Motor melaju ke arah terminal kampung rambutan..semilir angin melambaikan rambut Kira, dan panas matahari di jam sepuluh pagi juga membuat kulit putih di lengannya memantulkan warna indah bak susu, tapi terasa ga nyaman di kulit kira, rasa panas matahari dan juga panas dari asap knalpot, membuat ada rasa terbakar di kulit Kira. Namun, tak sesakit rasa di hatinya. Perasaan sakit yang entah bagaimana harus diungkapkan.. Rasa perih. Membuat air matanya terus meleleh. walaupun Kira tak sedikitpun menghapus air matanya. Dia tak menangis sesegukan hanya membiarkan air matamya terus meleleh, dihapus oleh terpaan angin, helm yang dikenakannya, membuat samar dan orang tak tahu, betapa sedih dan terluka hati seseorang di balik helm itu.
"Sudah Kira.. Jangan sebut namanya lagi.. Kau lihat tadi, bahkan dia terlihat lebih berkuasa dan lebih semena-mena. Wanita itu.. Wanita penuh kuasa.. Wanita dengan kemampuan untuk membuatmu semakin menderita nantinya. Lelaki itu mencintainya. Pernikahan mereka begitu indah, bukan? Bahkan lelaki itu tak berhenti mencium dan memeluknya. Haha.. Kira.. Sudahlah.. Lupakan.. Jalani hidupmu sekarang. Kau bebas, selama kau bisa bersembunyi dengan baik." terus saja hatinya menguatkan dirinya sendiri. Kira bahkan tak ingin menyebut nama lelaki yang baru semalam dia menyatakan cinta pada lelaki itu. Lelaki yang baru semalam menghargainya sebagai milik lelaki itu seutuhnya, kini.. Kira harus rela melupakannya.

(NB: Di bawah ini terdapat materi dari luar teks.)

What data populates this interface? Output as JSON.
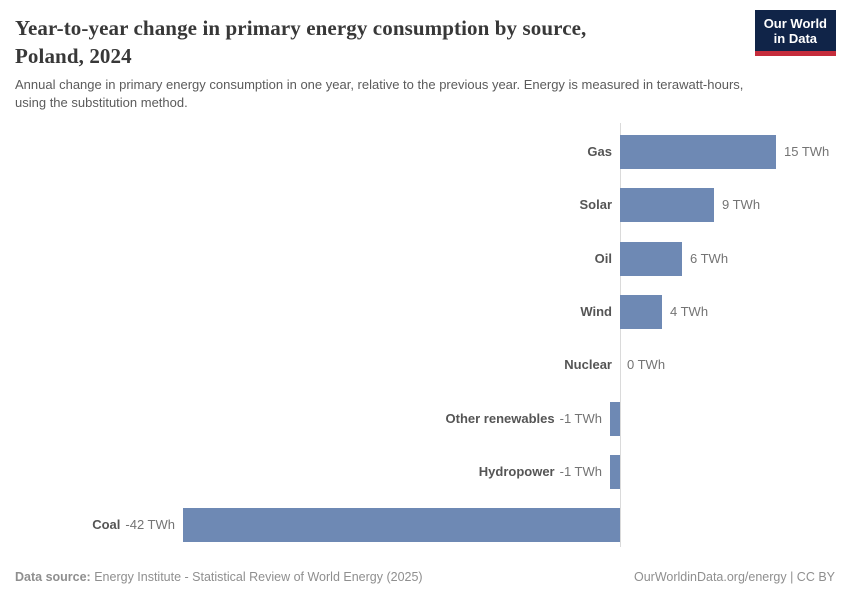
{
  "header": {
    "title_line1": "Year-to-year change in primary energy consumption by source,",
    "title_line2": "Poland, 2024",
    "subtitle": "Annual change in primary energy consumption in one year, relative to the previous year. Energy is measured in terawatt-hours, using the substitution method."
  },
  "logo": {
    "line1": "Our World",
    "line2": "in Data"
  },
  "chart_data": {
    "type": "bar",
    "orientation": "horizontal",
    "title": "Year-to-year change in primary energy consumption by source, Poland, 2024",
    "categories": [
      "Gas",
      "Solar",
      "Oil",
      "Wind",
      "Nuclear",
      "Other renewables",
      "Hydropower",
      "Coal"
    ],
    "values": [
      15,
      9,
      6,
      4,
      0,
      -1,
      -1,
      -42
    ],
    "value_labels": [
      "15 TWh",
      "9 TWh",
      "6 TWh",
      "4 TWh",
      "0 TWh",
      "-1 TWh",
      "-1 TWh",
      "-42 TWh"
    ],
    "unit": "TWh",
    "xlim": [
      -42,
      15
    ],
    "grid": false,
    "legend": "none"
  },
  "footer": {
    "data_source_label": "Data source:",
    "data_source": " Energy Institute - Statistical Review of World Energy (2025)",
    "attribution": "OurWorldinData.org/energy | CC BY"
  },
  "colors": {
    "bar": "#6e89b4",
    "logo_bg": "#102448",
    "logo_accent": "#c52c3b",
    "axis": "#dadada"
  }
}
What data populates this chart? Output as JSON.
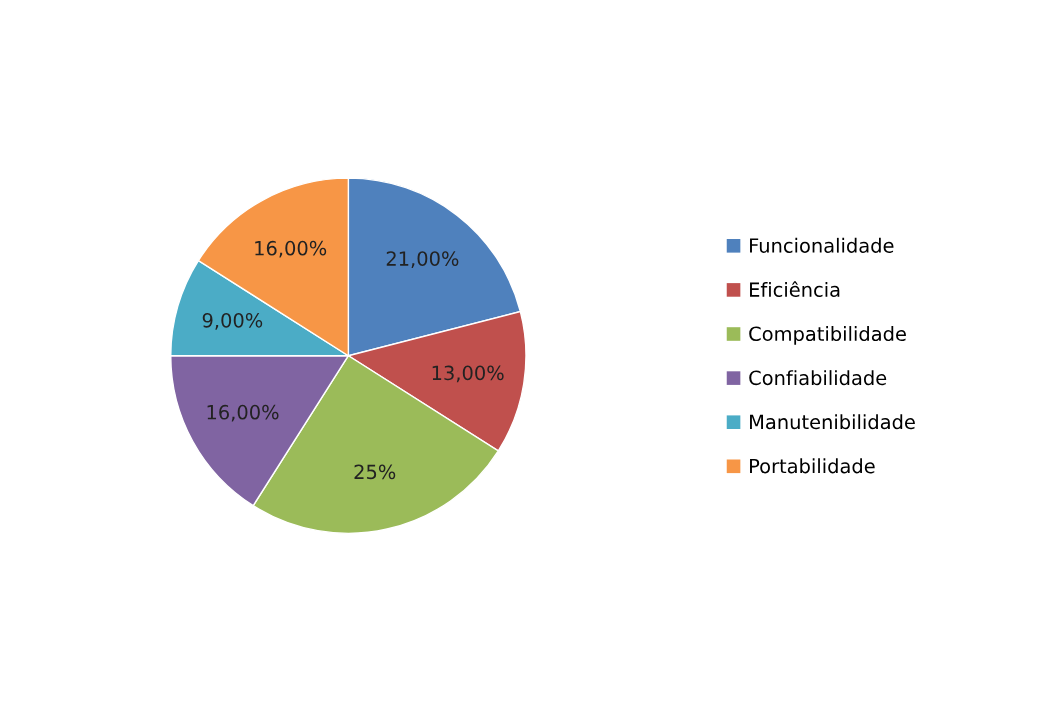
{
  "chart_data": {
    "type": "pie",
    "categories": [
      "Funcionalidade",
      "Eficiência",
      "Compatibilidade",
      "Confiabilidade",
      "Manutenibilidade",
      "Portabilidade"
    ],
    "values": [
      21,
      13,
      25,
      16,
      9,
      16
    ],
    "value_labels": [
      "21,00%",
      "13,00%",
      "25%",
      "16,00%",
      "9,00%",
      "16,00%"
    ],
    "colors": [
      "#4f81bd",
      "#c0504d",
      "#9bbb59",
      "#8064a2",
      "#4bacc6",
      "#f79646"
    ],
    "legend": "right"
  }
}
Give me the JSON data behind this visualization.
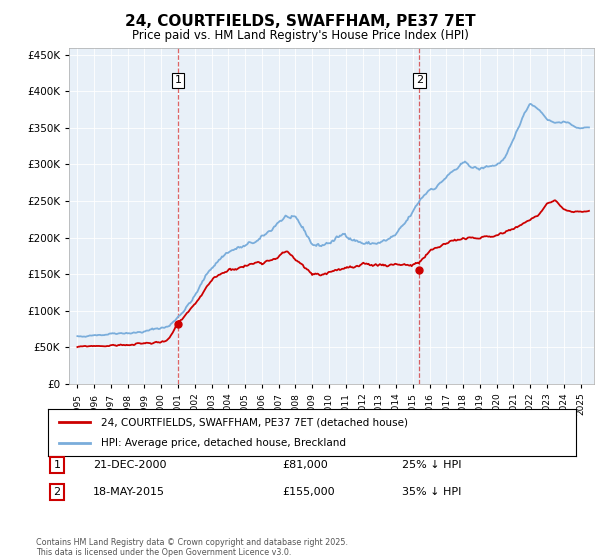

"Ini uangnya bang.. Ambil kembaliannya!" Kira menghapus air bening di pipinya sebelum turun dari motor dan membuka helm.
"Makasih Neng."
"Sama-sama!"
Dengan langkah cepat, Kira memasuki terminal.
"Mau ke mana, mba?" tanya calo bus
"Bandung. Bus ke bandung mana, ya pak?"
"Oh, di sana mba. Mau pakai yang eksekutif, bisnis atau biasa?"
"AC yang biasa aja pak!"
"Oke!"
Calo bus membawa Kira ke Bus jurusan bandung.
"Silahkan Mba!"
"Makasih, pak!"
Kira masuk, duduk di kursi kedua dari depan. Di dekat jendela. Tak berapa lama, kondektur menagihnya tarif bus, dan satu jam kemudian, mobil melaju meninggalkan terminal kampung rambutan.
"Aku tinggalkan semuanya.. Selamat tinggal kota Jakarta.. Selamat tinggal masa laluku.. Selamat tinggal impianku.. Maafkan aku ayah, aku sudah menjadi anakmu yang durhaka.. Aku tak sanggup lagi berada di sana.. Berada disampingnya. Aku menilih pergi daripada harus melihatnya bermesraan dengan wanita seperti di video yang aku tonton tadi. Itu sangat menyakitkan, ayah.. Maafkan aku.. Kali ini, aku benar-benar meniru sifatmu yang egois.. Maafkan aku.. Harusnya dulu aku memilih dia menjualku saja ke rumah bordir.. Harusnya aku tak bermain api seperti ini. Mencintainya sangat menyakitkan, ayah.. Aku harus mengorbankan semuanya.. Bahkan aku sekarang harus membuka jilbabku sementara karena harus menghidarinya. Aku sangat terluka, ayah.. Andai kau lihat betapa mesra dan bahagianya mereka dalam video itu.. Wanita dari kalangan dan pendidikan yang setaraf dengannya.. Mereka saling mencintai, bahkan memiliki anak yang sudah cukup besar." dada Kira terasa sesak. Dia terus menangis di atas bus yang melaju. Untungnya, bus kali ini sepi. Hanya ada delapan belas penumpang, dan kursi di samping Kira kosong. Kira menangis memandang jendela besar di sampingnya, dengan kaki kanannya di naikkan di atas kursi. Dan menyangga tangannya.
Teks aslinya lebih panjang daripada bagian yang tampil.